Фома переводил взгляд с одного на другого: «Любой из них мог это сделать. Тетю Машу выписали утром. Сейчас четыре часа. Любой мог вернуться пораньше, убить, а потом снова уйти для отвода глаз. Мотивы? Не знаю. Как будто просто ненависть, ненависть к бомжам. Но если убийца - бомж? Или нет? Захар, - он посмотрел на хлебавшего с горла мужчину, - набросился первым. Похоже, лучшая защита - это нападение. Убил и перевел стрелки. Сейчас еще и помянул. Шурик, - Фома перевел взгляд на бывшего уголовника, - сидел за убийство. Такому кого-то порешить - вообще не проблема. Хладнокровный и расчетливый. Мог? Да запросто. Ян, - Фома поморщился, глазами поймав солнечный отблеск от стекол очков, - нанести удары острыми предметами, которыми были убиты все жертвы, мог даже он и даже в своем кумаре. Мутный человек, ставший бомжем по доброй воле, словно на охоту вышел. Любой из них это мог сделать, вот только зачем?»
- Бомжи, - нервно рассмеялся Шурик, - дырка на дырке, в штанах, в обуви... Эх, четырьмя больше, четырьмя меньше, - он резко выпрямился и посерьезнел, - нужно оттянуть труп отсюда. Если полиции донесут - наш дом медным тазом накроется. Уже не откупимся, заварят люк нахрен.
- Фома, уходи, - подал голос Ян. - Ее уже не вернешь, мы справимся сами, не порть себе жизнь, уходи.
Захар помолчал, обхватив бутылку, стоявшую на столе, обеими руками, как будто держась за нее.
- Хорошо, - Фома повернулся в последний раз к тете Маше, - прощайте. Видит Бог, я сделал все, что мог.
- Как только стемнеет, начнем, - распорядился Шурик. После смерти Владимира он взял роль лидера на себя.
Фома печально побрел от этого места. Гнетущая тоска поселилась в его сердце, а душу захватила в плен глубокая депрессия. Он ненавидел этого маньяка. Сколько жертв теперь на его счету? Десять? Двенадцать? А если маньяк не один? А если все же не из этих? Мало ли совпадение?

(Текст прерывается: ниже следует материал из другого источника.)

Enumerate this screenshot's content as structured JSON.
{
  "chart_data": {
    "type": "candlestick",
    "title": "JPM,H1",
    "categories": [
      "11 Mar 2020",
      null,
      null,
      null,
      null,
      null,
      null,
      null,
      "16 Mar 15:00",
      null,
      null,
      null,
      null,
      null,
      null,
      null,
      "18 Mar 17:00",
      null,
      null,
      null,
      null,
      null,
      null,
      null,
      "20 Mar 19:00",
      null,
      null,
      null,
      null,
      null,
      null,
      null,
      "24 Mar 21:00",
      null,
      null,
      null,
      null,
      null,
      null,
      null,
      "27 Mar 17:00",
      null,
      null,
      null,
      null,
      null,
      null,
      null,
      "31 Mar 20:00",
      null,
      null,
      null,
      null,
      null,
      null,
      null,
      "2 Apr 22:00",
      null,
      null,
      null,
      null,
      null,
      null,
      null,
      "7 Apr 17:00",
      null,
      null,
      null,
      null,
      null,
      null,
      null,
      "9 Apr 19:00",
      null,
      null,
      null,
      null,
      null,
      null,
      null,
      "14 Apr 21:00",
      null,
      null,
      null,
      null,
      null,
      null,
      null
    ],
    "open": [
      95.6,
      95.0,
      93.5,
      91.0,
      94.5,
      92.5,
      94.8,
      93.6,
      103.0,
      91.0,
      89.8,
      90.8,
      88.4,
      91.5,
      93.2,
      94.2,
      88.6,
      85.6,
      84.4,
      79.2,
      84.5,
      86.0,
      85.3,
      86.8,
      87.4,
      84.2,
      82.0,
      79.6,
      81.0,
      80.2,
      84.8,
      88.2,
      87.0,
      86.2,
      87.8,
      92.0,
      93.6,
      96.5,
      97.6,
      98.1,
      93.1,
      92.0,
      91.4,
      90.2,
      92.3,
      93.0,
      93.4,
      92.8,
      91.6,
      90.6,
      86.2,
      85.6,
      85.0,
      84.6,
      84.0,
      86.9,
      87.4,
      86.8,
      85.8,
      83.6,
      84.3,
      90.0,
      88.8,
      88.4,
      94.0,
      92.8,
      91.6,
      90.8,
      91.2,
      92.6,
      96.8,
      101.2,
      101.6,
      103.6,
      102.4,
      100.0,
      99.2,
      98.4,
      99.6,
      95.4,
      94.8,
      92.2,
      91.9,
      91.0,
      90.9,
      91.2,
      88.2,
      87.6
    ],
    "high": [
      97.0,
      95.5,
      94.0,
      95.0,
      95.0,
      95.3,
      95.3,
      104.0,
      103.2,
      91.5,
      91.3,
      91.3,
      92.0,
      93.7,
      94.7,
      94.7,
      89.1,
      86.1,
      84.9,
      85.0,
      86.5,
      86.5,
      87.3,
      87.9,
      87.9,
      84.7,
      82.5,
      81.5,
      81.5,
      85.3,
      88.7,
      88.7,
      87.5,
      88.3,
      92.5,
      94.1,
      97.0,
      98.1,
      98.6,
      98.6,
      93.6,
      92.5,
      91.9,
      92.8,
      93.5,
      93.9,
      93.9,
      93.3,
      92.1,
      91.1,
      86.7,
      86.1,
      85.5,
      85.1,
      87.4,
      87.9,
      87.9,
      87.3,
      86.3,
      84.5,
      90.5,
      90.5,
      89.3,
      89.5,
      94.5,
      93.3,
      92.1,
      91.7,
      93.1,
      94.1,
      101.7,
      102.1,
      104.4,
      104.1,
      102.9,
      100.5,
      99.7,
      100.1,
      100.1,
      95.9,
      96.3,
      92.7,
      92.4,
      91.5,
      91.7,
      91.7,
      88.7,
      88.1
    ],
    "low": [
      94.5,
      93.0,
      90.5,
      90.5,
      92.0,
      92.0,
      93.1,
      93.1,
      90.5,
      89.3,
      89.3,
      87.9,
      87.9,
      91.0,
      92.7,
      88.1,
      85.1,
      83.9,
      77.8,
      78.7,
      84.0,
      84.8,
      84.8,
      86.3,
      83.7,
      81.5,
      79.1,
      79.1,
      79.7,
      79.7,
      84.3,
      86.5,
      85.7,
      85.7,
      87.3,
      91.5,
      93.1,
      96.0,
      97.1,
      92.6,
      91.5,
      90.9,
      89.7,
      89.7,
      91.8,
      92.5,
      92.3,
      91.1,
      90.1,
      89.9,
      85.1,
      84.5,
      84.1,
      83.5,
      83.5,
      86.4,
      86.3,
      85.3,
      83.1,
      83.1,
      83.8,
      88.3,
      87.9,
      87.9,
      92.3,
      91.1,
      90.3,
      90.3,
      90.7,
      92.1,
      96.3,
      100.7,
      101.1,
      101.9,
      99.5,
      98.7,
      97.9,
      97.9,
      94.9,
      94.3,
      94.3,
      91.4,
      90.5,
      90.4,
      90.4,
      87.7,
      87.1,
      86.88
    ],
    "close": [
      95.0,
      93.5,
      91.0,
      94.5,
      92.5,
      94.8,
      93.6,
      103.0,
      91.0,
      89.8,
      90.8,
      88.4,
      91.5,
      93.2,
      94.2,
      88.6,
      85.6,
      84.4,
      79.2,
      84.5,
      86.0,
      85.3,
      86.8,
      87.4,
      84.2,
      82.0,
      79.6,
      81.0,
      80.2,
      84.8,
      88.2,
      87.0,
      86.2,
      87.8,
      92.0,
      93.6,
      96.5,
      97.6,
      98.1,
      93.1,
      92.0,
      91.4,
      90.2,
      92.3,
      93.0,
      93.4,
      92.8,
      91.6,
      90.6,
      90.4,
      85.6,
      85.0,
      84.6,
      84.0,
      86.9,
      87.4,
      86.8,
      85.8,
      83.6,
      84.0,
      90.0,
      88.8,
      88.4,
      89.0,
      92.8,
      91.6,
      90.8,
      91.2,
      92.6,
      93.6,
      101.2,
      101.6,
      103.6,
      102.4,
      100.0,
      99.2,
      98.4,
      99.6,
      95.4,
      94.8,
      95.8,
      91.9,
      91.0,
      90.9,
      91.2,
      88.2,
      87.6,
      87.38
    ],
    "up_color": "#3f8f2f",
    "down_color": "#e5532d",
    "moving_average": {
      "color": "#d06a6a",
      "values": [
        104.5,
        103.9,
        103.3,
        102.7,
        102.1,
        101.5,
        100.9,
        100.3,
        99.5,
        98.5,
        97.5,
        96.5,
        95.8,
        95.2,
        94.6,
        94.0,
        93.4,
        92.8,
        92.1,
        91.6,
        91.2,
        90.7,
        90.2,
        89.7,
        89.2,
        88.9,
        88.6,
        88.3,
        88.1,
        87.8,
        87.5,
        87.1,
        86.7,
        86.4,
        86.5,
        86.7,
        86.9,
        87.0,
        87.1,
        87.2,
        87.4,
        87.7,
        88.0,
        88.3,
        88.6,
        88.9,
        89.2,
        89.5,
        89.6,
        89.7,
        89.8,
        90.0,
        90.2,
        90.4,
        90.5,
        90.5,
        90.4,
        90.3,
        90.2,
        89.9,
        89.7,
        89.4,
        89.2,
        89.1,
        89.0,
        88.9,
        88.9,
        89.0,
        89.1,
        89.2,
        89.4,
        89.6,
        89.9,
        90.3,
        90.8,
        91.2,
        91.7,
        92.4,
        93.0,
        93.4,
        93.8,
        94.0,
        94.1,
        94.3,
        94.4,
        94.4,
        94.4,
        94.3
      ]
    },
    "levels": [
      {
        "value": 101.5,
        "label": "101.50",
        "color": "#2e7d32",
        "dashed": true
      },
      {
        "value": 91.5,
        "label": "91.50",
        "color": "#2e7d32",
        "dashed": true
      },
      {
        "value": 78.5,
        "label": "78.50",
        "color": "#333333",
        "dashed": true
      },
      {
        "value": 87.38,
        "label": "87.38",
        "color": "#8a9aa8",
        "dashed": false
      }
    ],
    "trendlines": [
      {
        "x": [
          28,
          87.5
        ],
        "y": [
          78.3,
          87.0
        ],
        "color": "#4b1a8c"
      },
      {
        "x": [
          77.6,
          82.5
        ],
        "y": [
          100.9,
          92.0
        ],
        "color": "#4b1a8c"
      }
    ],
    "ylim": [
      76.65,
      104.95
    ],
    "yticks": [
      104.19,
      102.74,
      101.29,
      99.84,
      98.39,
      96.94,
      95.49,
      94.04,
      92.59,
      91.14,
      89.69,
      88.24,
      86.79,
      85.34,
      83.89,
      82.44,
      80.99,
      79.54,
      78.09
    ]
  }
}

Он шел и шел, быстро, глядя только себе под ноги. Тяжелая дума не притормаживала, а напротив, придавала сил и желания действовать. Фому начало колотить от бессилия. Жгучая волна отчаяния окатила его с головы до ног, словно кислотой, разлагая его желание к жизни.
«Все бесполезно: работа, общага. Чего ради я существую? Коробки тягать? Умывальники с места на место переставлять? Да меня даже за человека не считают. На ринге и то лучше было, там я хотя бы чувствовал себя живым», - ноги сами вывели Фому к Дому трудолюбия. Не раздумывая больше ни секунды, он взбежал на крыльцо, громко хлопнув дверью при этом:
- Позовите Иннокентия, - с самым что ни на есть развязным видом он облокотился на рецепшн. - Скажите: «Гудвин пришел».
Ему почему-то не отказали, и очень скоро уважаемый доктор стоял перед Фомой, опустив руки в глубокие карманы своего халата.
- Выйдем? - Иннокентий засуетился.
- Выйдем, - согласился Фома, утвердительно кивнув.